SEEK PEACE AND PURSUE IT (14). This is our keynote verse on this Peace Sunday. Peace is something God gives to those who promote it; who are peacemakers, not peace-breakers or peace-fakers. To PURSUE something indicates a deep commitment, a motive to work at it and perseverance to stick with it.
Psalm 34 promises six rewards for righteous living. Long life (12) may not mean living to old age, for the unrighteous do that. It more likely refers to a quality of life, a blessing of one’s days. The LORD is sensitive to the righteous (15+17): God’s EYES and EARS are sensitive to the plight of His people. Their suffering is not lost on Him. The LORD is against the unrighteous (16). According to Matthew 7:23, God will turn away from all evil people, saying, “I NEVER KNEW YOU. AWAY FROM ME, YOU EVILDOERS.” According to verse eighteen, the LORD saves hurting people. The words BROKENHEARTED and CRUSHED IN SPIRIT describe people who look honestly on their flaws and troubles. They are not defeated by them, but neither are they able to find victory in their own strength. Instead, as this psalm repeatedly says, they trust in the Lord for the strength to overcome trials and temptations. Deliverance from all troubles (4, 17+19): the word deliverance is used a lot in this psalm. In His grace, God lifts us out of our discouragements, giving us victory. Physical protection (20) is a metaphor of surviving this world, being delivered whole into God’s eternal presence.
Peace comes to those who pursue it.
Norman Vincent Peale said, ”The word ‘worry’ is derived from an Old Anglo-Saxon word meaning to strangle or to choke. How well-named the emotion – it has been demonstrated again and again in persons who have lost their effectiveness due to the stifling effect of anxiety and apprehension.
A story is told about a man who came face to face with the dangers of worry: Death was walking toward his city one morning and the man asked, ”What are you going to do?”
”I’m going to take 100 people,” Death replied.
”That’s horrible!” the man said.
”That’s the way it is,” Death said. ”That’s what I do.”
The man hurried to warn everyone he could about Death’s plan. As evening fell, he met Death again in the same spot outside the city limits.
”You told me you were going to take 100 people,” the man said. ”Why did 1,000 die?”
”I kept my word,” Death responded. ”I only took 100 people.
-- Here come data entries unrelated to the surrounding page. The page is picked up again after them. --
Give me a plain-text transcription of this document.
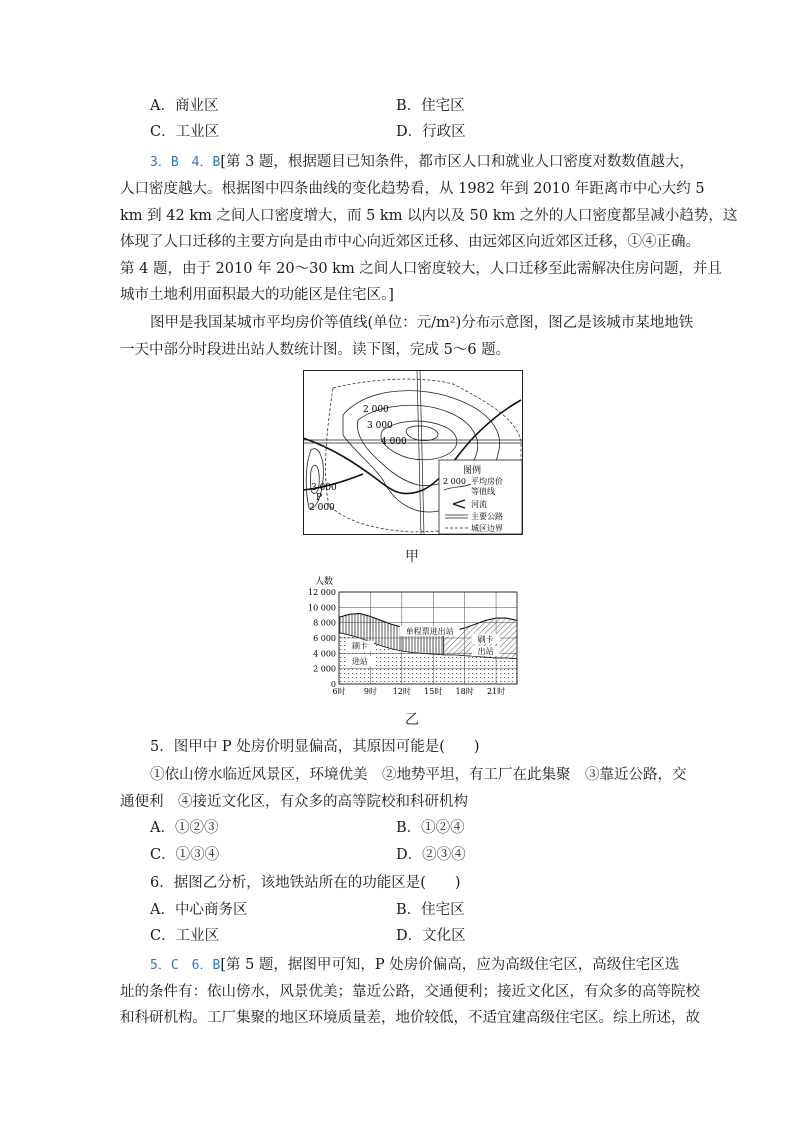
A．商业区	B．住宅区
C．工业区	D．行政区
3．B　4．B[第 3 题，根据题目已知条件，都市区人口和就业人口密度对数数值越大，
人口密度越大。根据图中四条曲线的变化趋势看，从 1982 年到 2010 年距离市中心大约 5
km 到 42 km 之间人口密度增大，而 5 km 以内以及 50 km 之外的人口密度都呈减小趋势，这
体现了人口迁移的主要方向是由市中心向近郊区迁移、由远郊区向近郊区迁移，①④正确。
第 4 题，由于 2010 年 20～30 km 之间人口密度较大，人口迁移至此需解决住房问题，并且
城市土地利用面积最大的功能区是住宅区。]
图甲是我国某城市平均房价等值线(单位：元/m²)分布示意图，图乙是该城市某地地铁
一天中部分时段进出站人数统计图。读下图，完成 5～6 题。
2 000
3 000
4 000
3 000
P
2 000
图例
2 000 平均房价
等值线
河流
主要公路
城区边界
甲
0
2 000
4 000
6 000
8 000
10 000
12 000
6时 9时 12时 15时 18时 21时
人数
单程票进出站
刷卡
进站
刷卡
出站
乙
5．图甲中 P 处房价明显偏高，其原因可能是(　　)
①依山傍水临近风景区，环境优美　②地势平坦，有工厂在此集聚　③靠近公路，交
通便利　④接近文化区，有众多的高等院校和科研机构
A．①②③	B．①②④
C．①③④	D．②③④
6．据图乙分析，该地铁站所在的功能区是(　　)
A．中心商务区	B．住宅区
C．工业区	D．文化区
5．C　6．B[第 5 题，据图甲可知，P 处房价偏高，应为高级住宅区，高级住宅区选
址的条件有：依山傍水，风景优美；靠近公路，交通便利；接近文化区，有众多的高等院校
和科研机构。工厂集聚的地区环境质量差，地价较低，不适宜建高级住宅区。综上所述，故
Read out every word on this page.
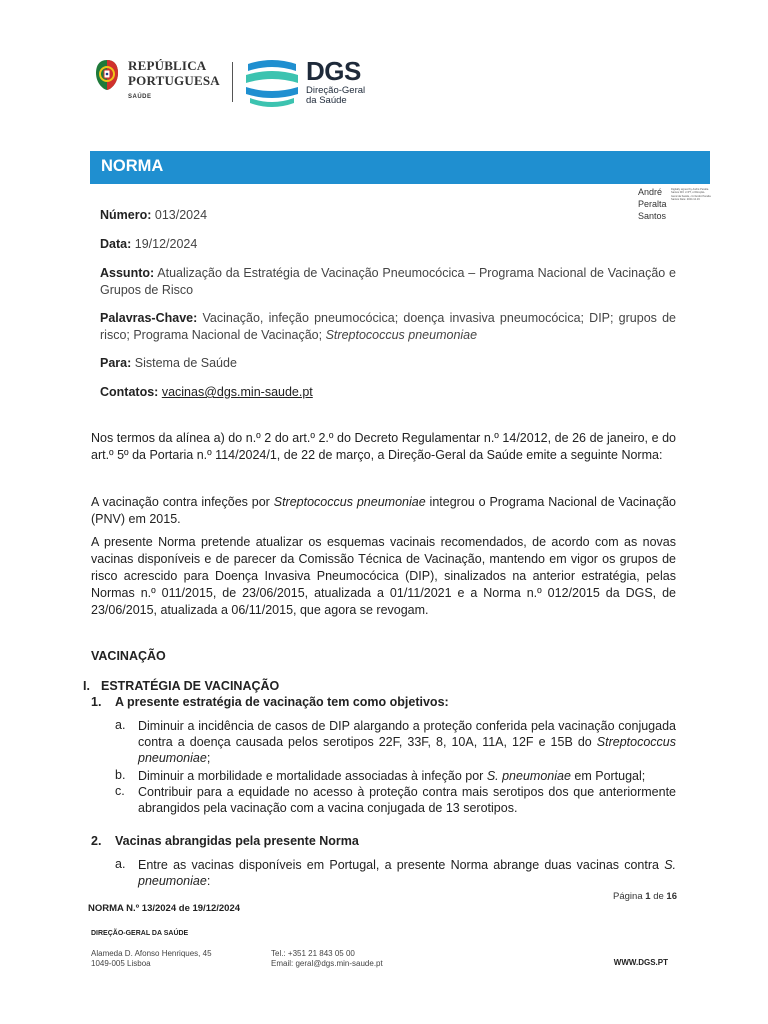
REPÚBLICA
PORTUGUESA
SAÚDE
DGS
Direção-Geral
da Saúde
NORMA
André
Peralta
Santos
Digitally signed by André Peralta Santos DN: c=PT, o=Direção-Geral da Saúde, cn=André Peralta Santos Date: 2024.12.19
Número: 013/2024
Data: 19/12/2024
Assunto: Atualização da Estratégia de Vacinação Pneumocócica – Programa Nacional de Vacinação e Grupos de Risco
Palavras-Chave: Vacinação, infeção pneumocócica; doença invasiva pneumocócica; DIP; grupos de risco; Programa Nacional de Vacinação; Streptococcus pneumoniae
Para: Sistema de Saúde
Contatos: vacinas@dgs.min-saude.pt
Nos termos da alínea a) do n.º 2 do art.º 2.º do Decreto Regulamentar n.º 14/2012, de 26 de janeiro, e do art.º 5º da Portaria n.º 114/2024/1, de 22 de março, a Direção-Geral da Saúde emite a seguinte Norma:
A vacinação contra infeções por Streptococcus pneumoniae integrou o Programa Nacional de Vacinação (PNV) em 2015.
A presente Norma pretende atualizar os esquemas vacinais recomendados, de acordo com as novas vacinas disponíveis e de parecer da Comissão Técnica de Vacinação, mantendo em vigor os grupos de risco acrescido para Doença Invasiva Pneumocócica (DIP), sinalizados na anterior estratégia, pelas Normas n.º 011/2015, de 23/06/2015, atualizada a 01/11/2021 e a Norma n.º 012/2015 da DGS, de 23/06/2015, atualizada a 06/11/2015, que agora se revogam.
VACINAÇÃO
I. ESTRATÉGIA DE VACINAÇÃO
1. A presente estratégia de vacinação tem como objetivos:
a. Diminuir a incidência de casos de DIP alargando a proteção conferida pela vacinação conjugada contra a doença causada pelos serotipos 22F, 33F, 8, 10A, 11A, 12F e 15B do Streptococcus pneumoniae;
b. Diminuir a morbilidade e mortalidade associadas à infeção por S. pneumoniae em Portugal;
c. Contribuir para a equidade no acesso à proteção contra mais serotipos dos que anteriormente abrangidos pela vacinação com a vacina conjugada de 13 serotipos.
2. Vacinas abrangidas pela presente Norma
a. Entre as vacinas disponíveis em Portugal, a presente Norma abrange duas vacinas contra S. pneumoniae:
Página 1 de 16
NORMA N.º 13/2024 de 19/12/2024
DIREÇÃO-GERAL DA SAÚDE
Alameda D. Afonso Henriques, 45
1049-005 Lisboa
Tel.: +351 21 843 05 00
Email: geral@dgs.min-saude.pt	WWW.DGS.PT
Worry took the others.”
Our peace can be threatened and broken by others; we have no control over them. What we can directly manage is our own inner state. Peace is something we receive by faith because we are God’s children. There are some things we can do to preserve and promote peace within ourselves, then encourage it in others.
- Most importantly, forsake worry. Trust in God instead. Anxieties occur when we don’t trust God to keep all the promises in His word.
- Second, forsake anger. An over-emphasis on self promotes anger, so spend your days in continuous praise and your temper will improve.
- Third, guard your tongue. Your own peace is disrupted and the peace of others threatened when your tongue is too loose in your head and you say ungodly things.
- Fourth, pursue peace. Your devotion to peace will be measured by the things you give up to possess it. A God-centered heart will pursue peace instead of railing about one’s rights.
- Fifth, seek justice. Treat others right and expect right treatment from them. Work to see justice practiced in your home and in our community. Let love guide you.